Der Grund für diese Schwankungen liegt in der Natur des Edelmetalls: Es produziert weder Einkommen noch Erträge, weshalb sein Wert nahezu ausschließlich von Stimmungen bezüglich Inflation, makroökonomischem Stress und der Glaubwürdigkeit von Fiatwährungen abhängt.
Inflationsschutz nicht verlässlich
Entgegen der weitverbreiteten Annahme funktioniert Gold nicht zuverlässig als Inflationsschutz. Zwar performte es in den 1970er Jahren gut, doch über die vergangenen vier Jahrzehnte war die Korrelation mit der US-Inflation im Durchschnitt negativ, nicht positiv.
Während des Inflationsanstiegs von 2020 bis 2022 fielen die Goldpreise sogar und machten das Edelmetall zu einer der schwächsten Anlageklassen in diesem Zweijahres-Zeitraum.

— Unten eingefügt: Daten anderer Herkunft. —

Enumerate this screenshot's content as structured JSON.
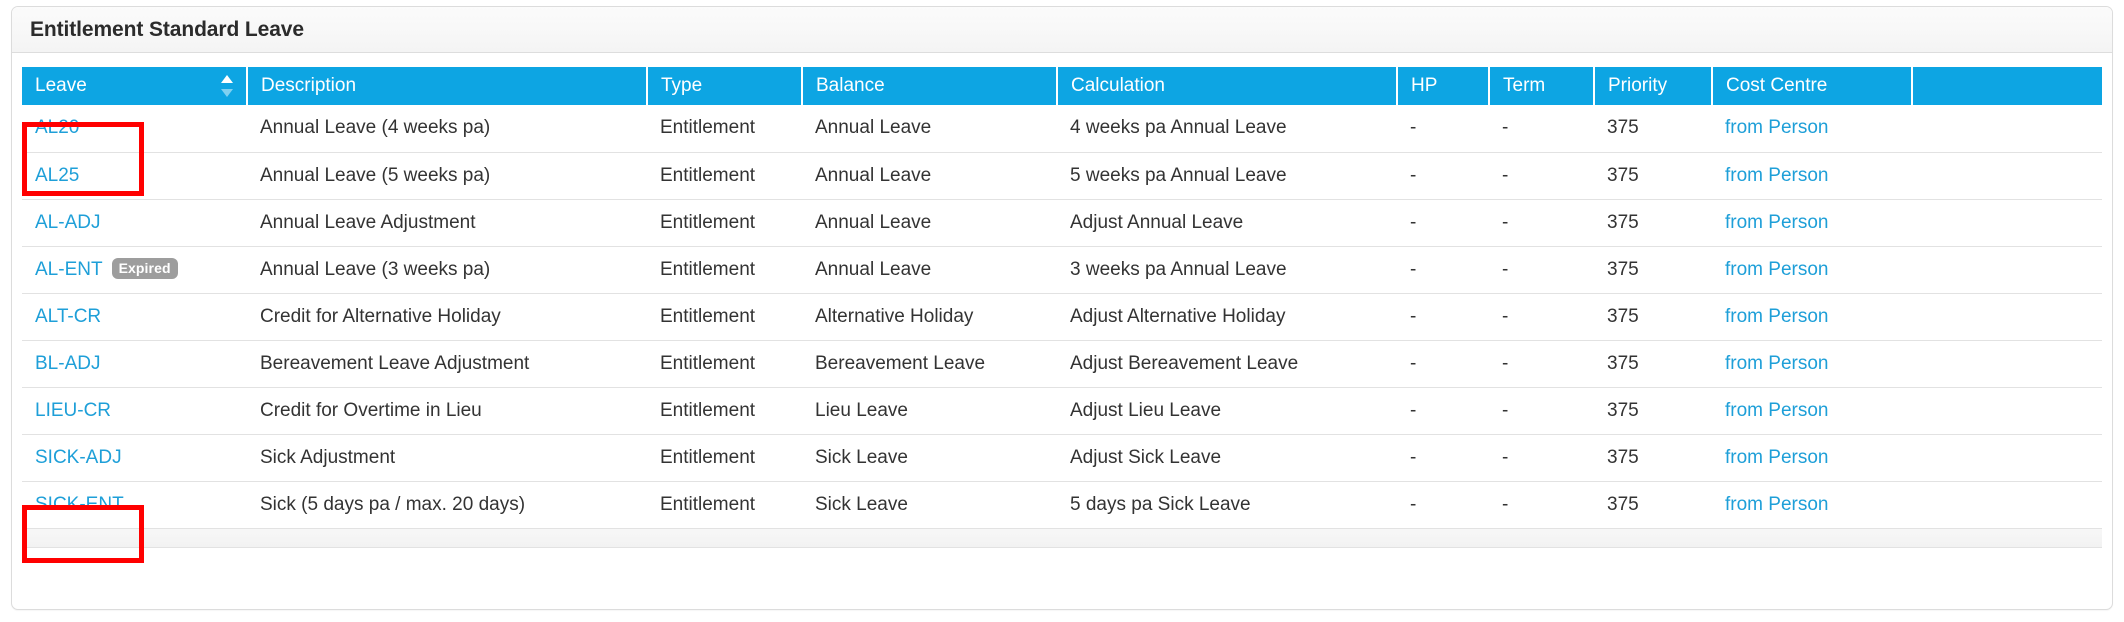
{
  "panel": {
    "title": "Entitlement Standard Leave"
  },
  "table": {
    "columns": [
      {
        "key": "leave",
        "label": "Leave",
        "sortable": true,
        "sort_icon": "sort-both-icon"
      },
      {
        "key": "description",
        "label": "Description",
        "sortable": false
      },
      {
        "key": "type",
        "label": "Type",
        "sortable": false
      },
      {
        "key": "balance",
        "label": "Balance",
        "sortable": false
      },
      {
        "key": "calculation",
        "label": "Calculation",
        "sortable": false
      },
      {
        "key": "hp",
        "label": "HP",
        "sortable": false
      },
      {
        "key": "term",
        "label": "Term",
        "sortable": false
      },
      {
        "key": "priority",
        "label": "Priority",
        "sortable": false
      },
      {
        "key": "cost_centre",
        "label": "Cost Centre",
        "sortable": false
      },
      {
        "key": "actions",
        "label": "",
        "sortable": false
      }
    ],
    "rows": [
      {
        "leave": "AL20",
        "badge": "",
        "description": "Annual Leave (4 weeks pa)",
        "type": "Entitlement",
        "balance": "Annual Leave",
        "calculation": "4 weeks pa Annual Leave",
        "hp": "-",
        "term": "-",
        "priority": "375",
        "cost_centre": "from Person"
      },
      {
        "leave": "AL25",
        "badge": "",
        "description": "Annual Leave (5 weeks pa)",
        "type": "Entitlement",
        "balance": "Annual Leave",
        "calculation": "5 weeks pa Annual Leave",
        "hp": "-",
        "term": "-",
        "priority": "375",
        "cost_centre": "from Person"
      },
      {
        "leave": "AL-ADJ",
        "badge": "",
        "description": "Annual Leave Adjustment",
        "type": "Entitlement",
        "balance": "Annual Leave",
        "calculation": "Adjust Annual Leave",
        "hp": "-",
        "term": "-",
        "priority": "375",
        "cost_centre": "from Person"
      },
      {
        "leave": "AL-ENT",
        "badge": "Expired",
        "description": "Annual Leave (3 weeks pa)",
        "type": "Entitlement",
        "balance": "Annual Leave",
        "calculation": "3 weeks pa Annual Leave",
        "hp": "-",
        "term": "-",
        "priority": "375",
        "cost_centre": "from Person"
      },
      {
        "leave": "ALT-CR",
        "badge": "",
        "description": "Credit for Alternative Holiday",
        "type": "Entitlement",
        "balance": "Alternative Holiday",
        "calculation": "Adjust Alternative Holiday",
        "hp": "-",
        "term": "-",
        "priority": "375",
        "cost_centre": "from Person"
      },
      {
        "leave": "BL-ADJ",
        "badge": "",
        "description": "Bereavement Leave Adjustment",
        "type": "Entitlement",
        "balance": "Bereavement Leave",
        "calculation": "Adjust Bereavement Leave",
        "hp": "-",
        "term": "-",
        "priority": "375",
        "cost_centre": "from Person"
      },
      {
        "leave": "LIEU-CR",
        "badge": "",
        "description": "Credit for Overtime in Lieu",
        "type": "Entitlement",
        "balance": "Lieu Leave",
        "calculation": "Adjust Lieu Leave",
        "hp": "-",
        "term": "-",
        "priority": "375",
        "cost_centre": "from Person"
      },
      {
        "leave": "SICK-ADJ",
        "badge": "",
        "description": "Sick Adjustment",
        "type": "Entitlement",
        "balance": "Sick Leave",
        "calculation": "Adjust Sick Leave",
        "hp": "-",
        "term": "-",
        "priority": "375",
        "cost_centre": "from Person"
      },
      {
        "leave": "SICK-ENT",
        "badge": "",
        "description": "Sick (5 days pa / max. 20 days)",
        "type": "Entitlement",
        "balance": "Sick Leave",
        "calculation": "5 days pa Sick Leave",
        "hp": "-",
        "term": "-",
        "priority": "375",
        "cost_centre": "from Person"
      }
    ]
  },
  "annotations": [
    {
      "id": "annot-a",
      "target": "leave-rows-al20-al25",
      "color": "#ff0000"
    },
    {
      "id": "annot-b",
      "target": "leave-row-sick-ent",
      "color": "#ff0000"
    }
  ],
  "colors": {
    "header_blue": "#0da5e3",
    "link_blue": "#1e9fd8",
    "badge_gray": "#9d9d9d",
    "annotation_red": "#ff0000",
    "row_border": "#e2e2e2"
  }
}
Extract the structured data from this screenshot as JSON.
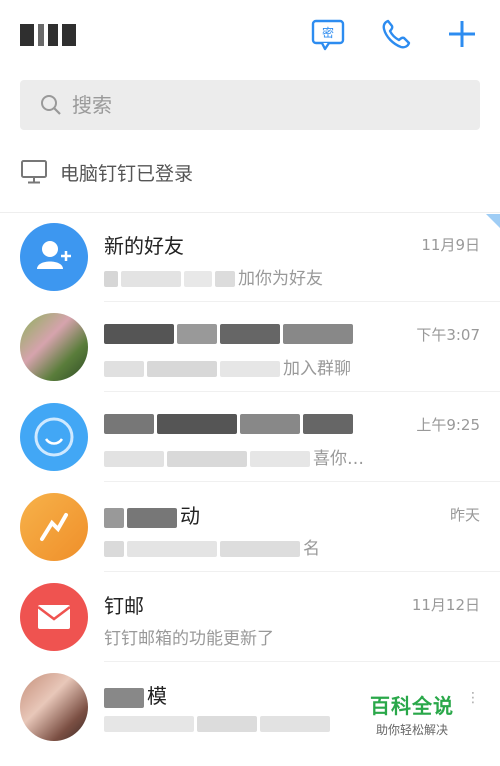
{
  "header": {
    "title_obscured": true,
    "secret_chat_icon": "secret-chat-icon",
    "secret_chat_char": "密",
    "phone_icon": "phone-icon",
    "add_icon": "plus-icon",
    "accent": "#2d8cf0"
  },
  "search": {
    "placeholder": "搜索",
    "icon": "search-icon"
  },
  "pc_login": {
    "icon": "monitor-icon",
    "text": "电脑钉钉已登录"
  },
  "conversations": [
    {
      "name": "新的好友",
      "time": "11月9日",
      "preview_tail": "加你为好友",
      "avatar": "add-friend-avatar",
      "avatar_color": "#3d97f0"
    },
    {
      "name": "",
      "time": "下午3:07",
      "preview_tail": "加入群聊",
      "avatar": "group-photo-avatar"
    },
    {
      "name": "",
      "time": "上午9:25",
      "preview_tail": "喜你…",
      "avatar": "blue-avatar",
      "avatar_color": "#42a7f5"
    },
    {
      "name_tail": "动",
      "time": "昨天",
      "preview_tail": "名",
      "avatar": "orange-avatar",
      "avatar_color": "#f5a33a"
    },
    {
      "name": "钉邮",
      "time": "11月12日",
      "preview": "钉钉邮箱的功能更新了",
      "avatar": "mail-avatar",
      "avatar_color": "#ef5350"
    },
    {
      "name_tail": "模",
      "time": "",
      "preview_tail": "",
      "avatar": "photo-avatar"
    }
  ],
  "watermark": {
    "title": "百科全说",
    "subtitle": "助你轻松解决"
  }
}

Opportunitätskosten steigen
In einem Umfeld, in dem Anleger nun 4 bis 5 Prozent aus Anleihen und Kern-Sachwerten erzielen können, werden die Opportunitätskosten für das Halten von Gold real spürbar. Im Gegensatz zu produktiven Anlagen existiert kein zugrundeliegender Cashflow, der über die Zeit wachsen könnte. Jede Rendite hängt vollständig von Preisveränderungen ab, die stark von Stimmungen abhängen.
Kern-Sachwerte hingegen lieferten über die vergangenen drei Jahrzehnte bemerkenswert stabile Renditen, wobei die Erträge oft mehr als zwei Drittel der Gesamtrendite ausmachten.

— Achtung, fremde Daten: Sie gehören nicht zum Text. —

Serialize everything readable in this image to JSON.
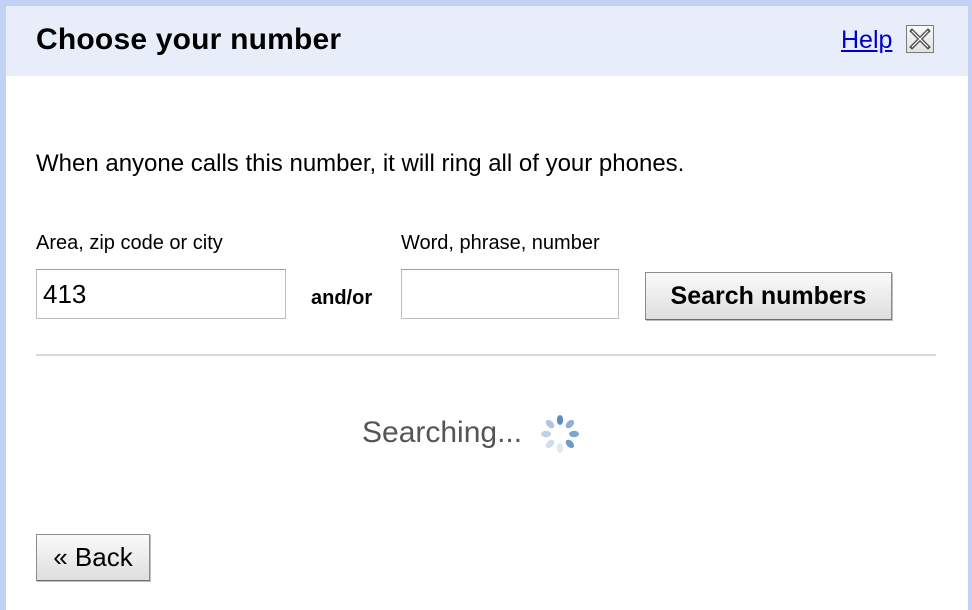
{
  "dialog": {
    "title": "Choose your number",
    "help_label": "Help",
    "close_icon": "close-icon"
  },
  "description": "When anyone calls this number, it will ring all of your phones.",
  "search": {
    "area_label": "Area, zip code or city",
    "area_value": "413",
    "connector": "and/or",
    "word_label": "Word, phrase, number",
    "word_value": "",
    "button_label": "Search numbers"
  },
  "status": {
    "text": "Searching...",
    "icon": "loading-spinner-icon"
  },
  "back_label": "« Back",
  "colors": {
    "titlebar_bg": "#e8eef9",
    "frame_border": "#c3d1f5",
    "link": "#0000cc",
    "status_text": "#555555",
    "spinner": "#5b8ec6"
  }
}
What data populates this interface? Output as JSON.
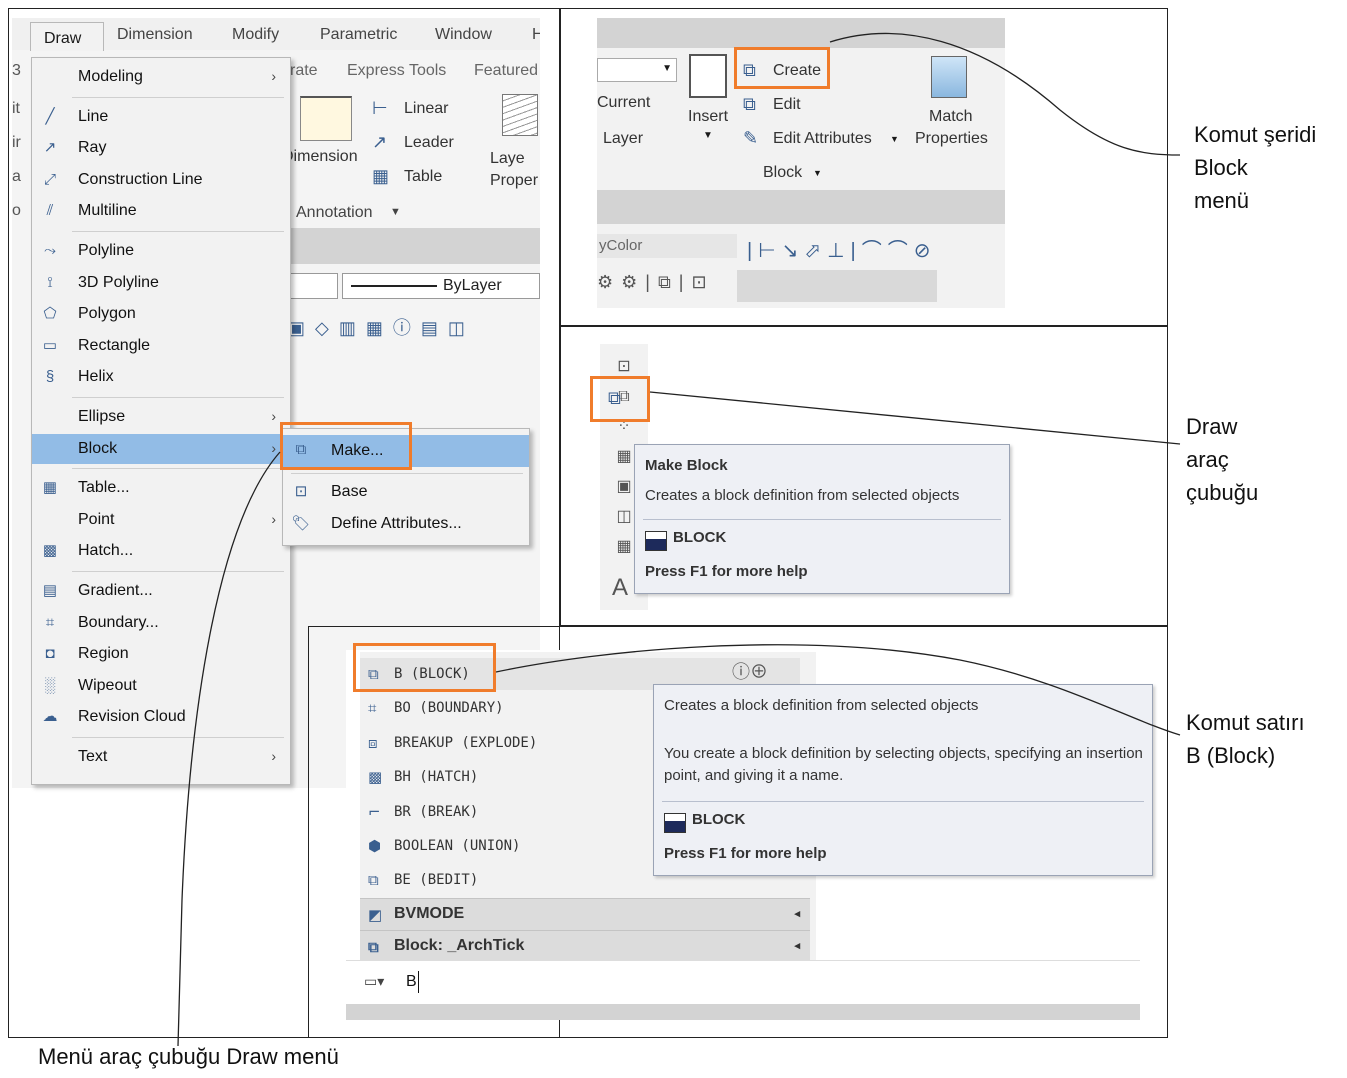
{
  "left_panel": {
    "menubar": [
      "Draw",
      "Dimension",
      "Modify",
      "Parametric",
      "Window",
      "H"
    ],
    "background_fragments": {
      "row1": [
        "rate",
        "Express Tools",
        "Featured"
      ],
      "dimension": "Dimension",
      "linear": "Linear",
      "leader": "Leader",
      "table": "Table",
      "layer_props": "Laye\nProper",
      "annotation": "Annotation",
      "bylayer": "ByLayer",
      "left_edge": [
        "3",
        "it",
        "ir",
        "a",
        "o"
      ]
    },
    "draw_menu": [
      {
        "label": "Modeling",
        "icon": "none",
        "submenu": true
      },
      {
        "label": "Line",
        "icon": "line-icon"
      },
      {
        "label": "Ray",
        "icon": "ray-icon"
      },
      {
        "label": "Construction Line",
        "icon": "construction-line-icon"
      },
      {
        "label": "Multiline",
        "icon": "multiline-icon"
      },
      {
        "label": "Polyline",
        "icon": "polyline-icon"
      },
      {
        "label": "3D Polyline",
        "icon": "3d-polyline-icon"
      },
      {
        "label": "Polygon",
        "icon": "polygon-icon"
      },
      {
        "label": "Rectangle",
        "icon": "rectangle-icon"
      },
      {
        "label": "Helix",
        "icon": "helix-icon"
      },
      {
        "label": "Ellipse",
        "icon": "none",
        "submenu": true
      },
      {
        "label": "Block",
        "icon": "none",
        "submenu": true,
        "selected": true
      },
      {
        "label": "Table...",
        "icon": "table-icon"
      },
      {
        "label": "Point",
        "icon": "none",
        "submenu": true
      },
      {
        "label": "Hatch...",
        "icon": "hatch-icon"
      },
      {
        "label": "Gradient...",
        "icon": "gradient-icon"
      },
      {
        "label": "Boundary...",
        "icon": "boundary-icon"
      },
      {
        "label": "Region",
        "icon": "region-icon"
      },
      {
        "label": "Wipeout",
        "icon": "wipeout-icon"
      },
      {
        "label": "Revision Cloud",
        "icon": "revision-cloud-icon"
      },
      {
        "label": "Text",
        "icon": "none",
        "submenu": true
      }
    ],
    "block_submenu": [
      "Make...",
      "Base",
      "Define Attributes..."
    ]
  },
  "ribbon_panel": {
    "current_layer": [
      "Current",
      "Layer"
    ],
    "insert": "Insert",
    "create": "Create",
    "edit": "Edit",
    "edit_attributes": "Edit Attributes",
    "block": "Block",
    "match_properties": [
      "Match",
      "Properties"
    ],
    "color_field": "yColor"
  },
  "toolbar_panel": {
    "tooltip_title": "Make Block",
    "tooltip_desc": "Creates a block definition from selected objects",
    "command": "BLOCK",
    "help": "Press F1 for more help",
    "text_icon": "A"
  },
  "cmdline_panel": {
    "suggestions": [
      {
        "text": "B (BLOCK)",
        "icon": "block-create-icon"
      },
      {
        "text": "BO (BOUNDARY)",
        "icon": "boundary-icon"
      },
      {
        "text": "BREAKUP (EXPLODE)",
        "icon": "explode-icon"
      },
      {
        "text": "BH (HATCH)",
        "icon": "hatch-icon"
      },
      {
        "text": "BR (BREAK)",
        "icon": "break-icon"
      },
      {
        "text": "BOOLEAN (UNION)",
        "icon": "union-icon"
      },
      {
        "text": "BE (BEDIT)",
        "icon": "bedit-icon"
      }
    ],
    "groups": [
      "BVMODE",
      "Block: _ArchTick"
    ],
    "tooltip_desc1": "Creates a block definition from selected objects",
    "tooltip_desc2": "You create a block definition by selecting objects, specifying an insertion point, and giving it a name.",
    "command": "BLOCK",
    "help": "Press F1 for more help",
    "input": "B"
  },
  "annotations": {
    "ribbon": [
      "Komut şeridi",
      "Block",
      "menü"
    ],
    "toolbar": [
      "Draw",
      "araç",
      "çubuğu"
    ],
    "cmdline": [
      "Komut satırı",
      "B (Block)"
    ],
    "menubar": "Menü araç çubuğu Draw menü"
  },
  "colors": {
    "highlight": "#f07c2b",
    "selection": "#92bce6"
  }
}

Strategische Rolle in Portfolios
Vor dem aktuellen Hintergrund hat Gold durchaus seinen Platz in Portfolios. Als Absicherung gegen geopolitische Schocks, Deglobalisierung und schwindendes Vertrauen in Fiatwährungen kann eine bescheidene Allokation Diversifikation und Optionalität bieten. Angesichts der jüngsten Rally bereuen viele Anleger möglicherweise, nicht mehr Gold besessen zu haben.

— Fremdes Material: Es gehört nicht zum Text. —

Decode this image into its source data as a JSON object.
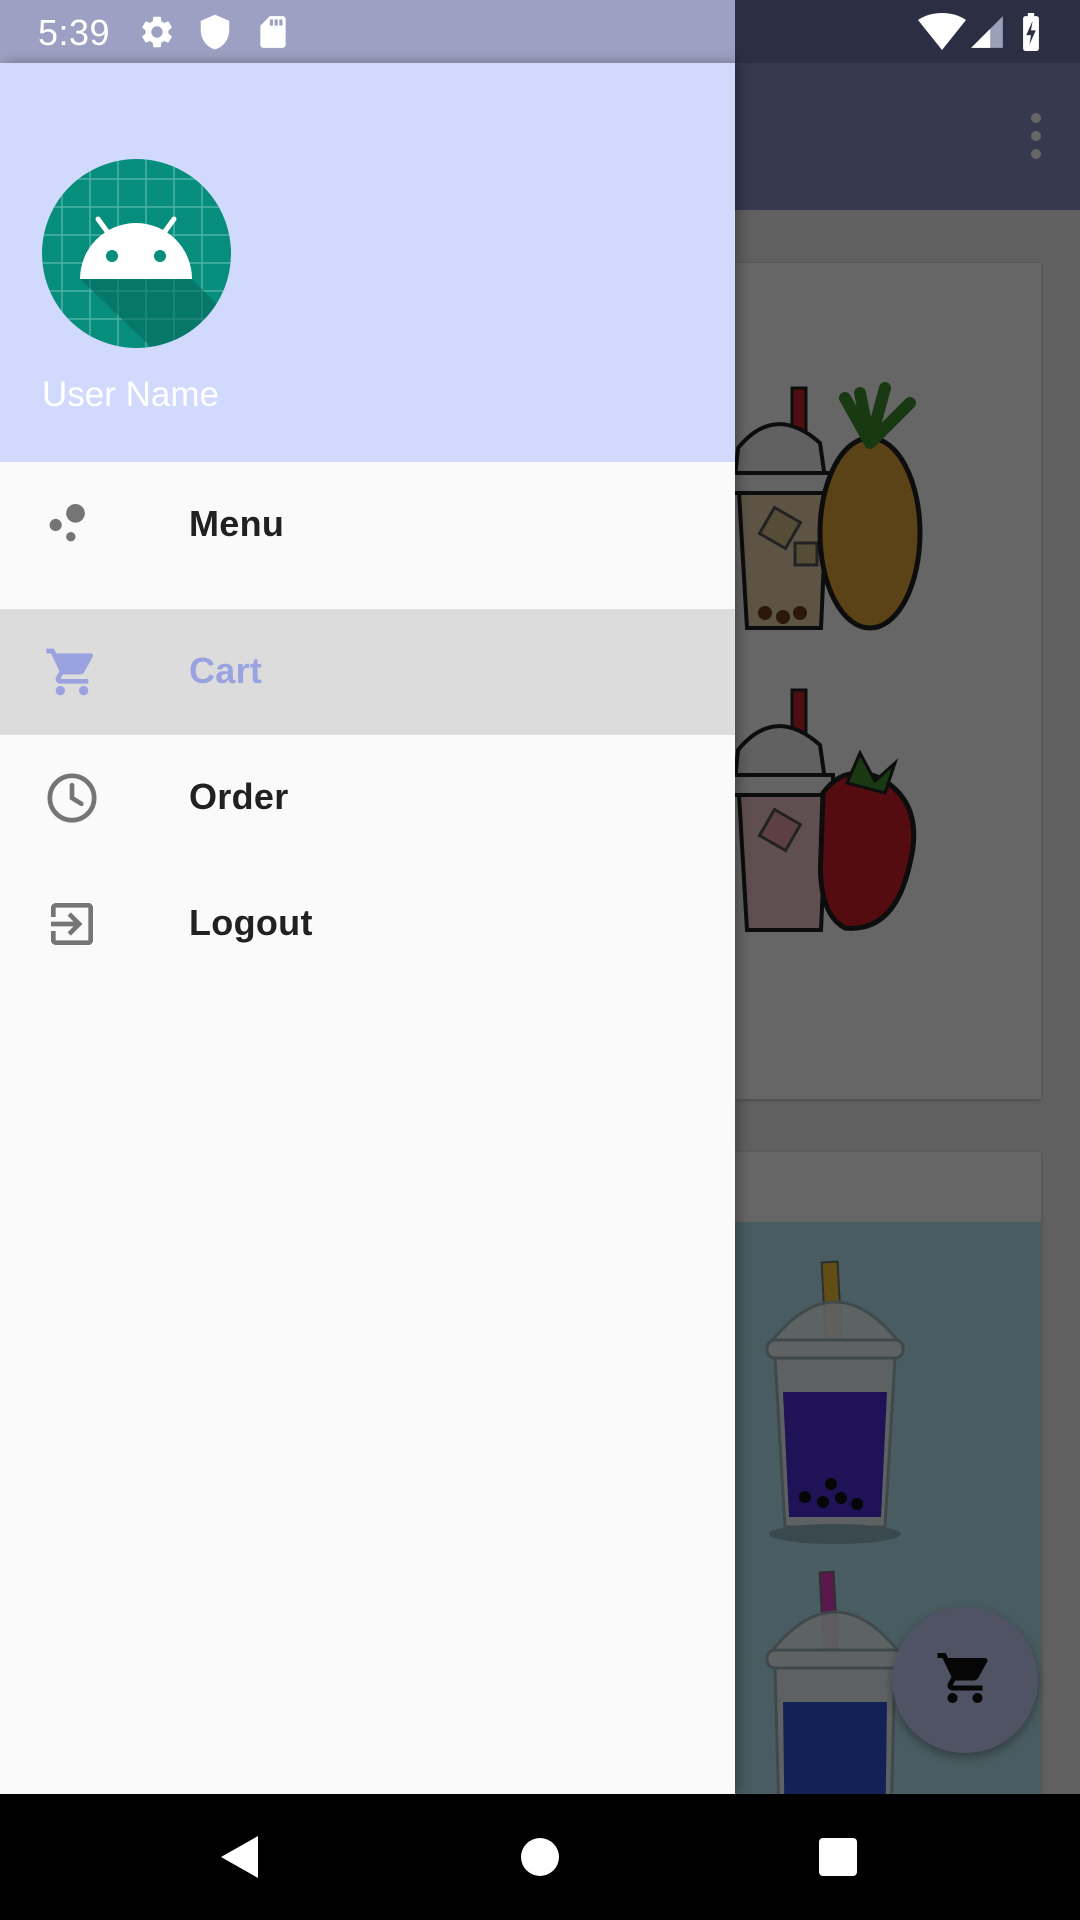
{
  "status_bar": {
    "time": "5:39",
    "icons": [
      "settings-icon",
      "shield-icon",
      "sd-card-icon",
      "wifi-icon",
      "signal-icon",
      "battery-charging-icon"
    ]
  },
  "drawer": {
    "header": {
      "user_name": "User Name",
      "avatar": "android-avatar-icon",
      "background_color": "#d1d9fd"
    },
    "items": [
      {
        "label": "Menu",
        "icon": "bubbles-icon",
        "selected": false
      },
      {
        "label": "Cart",
        "icon": "cart-icon",
        "selected": true
      },
      {
        "label": "Order",
        "icon": "clock-icon",
        "selected": false
      },
      {
        "label": "Logout",
        "icon": "exit-icon",
        "selected": false
      }
    ],
    "selected_color": "#9aa2e0"
  },
  "app": {
    "toolbar_color": "#8890c8",
    "overflow_icon": "more-vert-icon",
    "fab_icon": "cart-icon",
    "cards": [
      {
        "image": "pineapple-and-strawberry-iced-tea-illustration"
      },
      {
        "image": "bubble-tea-cups-illustration"
      }
    ]
  },
  "nav_bar": {
    "buttons": [
      "back-icon",
      "home-icon",
      "recents-icon"
    ]
  }
}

Gold ist jedoch kein Allheilmittel. Es ist volatil, generiert kein Einkommen, hat eine uneinheitliche Bilanz als Inflationsschutz und durchlief lange Stagnationsphasen. Andere Kern-Sachwerte wie Infrastruktur, Immobilien und Timberland teilen viele defensive Eigenschaften Golds, bieten aber gleichzeitig größere Stabilität und einen stetigen Ertragsstrom.
Gold sollte daher nicht als Patentlösung betrachtet werden, sondern als Quelle der Diversifikation und Optionalität innerhalb einer breiteren Sachwerte-Strategie. Allein mag es unzuverlässig sein, doch in Kombination mit ertragsgenerierenden, volatilitätsärmeren Anlagen wie Infrastruktur oder Immobilien kann es Portfolios für verschiedene Marktregime stärken.
In einer Welt erhöhter Unsicherheit macht der Besitz von etwas Gold Sinn. Sich allein auf Gold als einzigen Diversifikator zu verlassen, macht es nicht.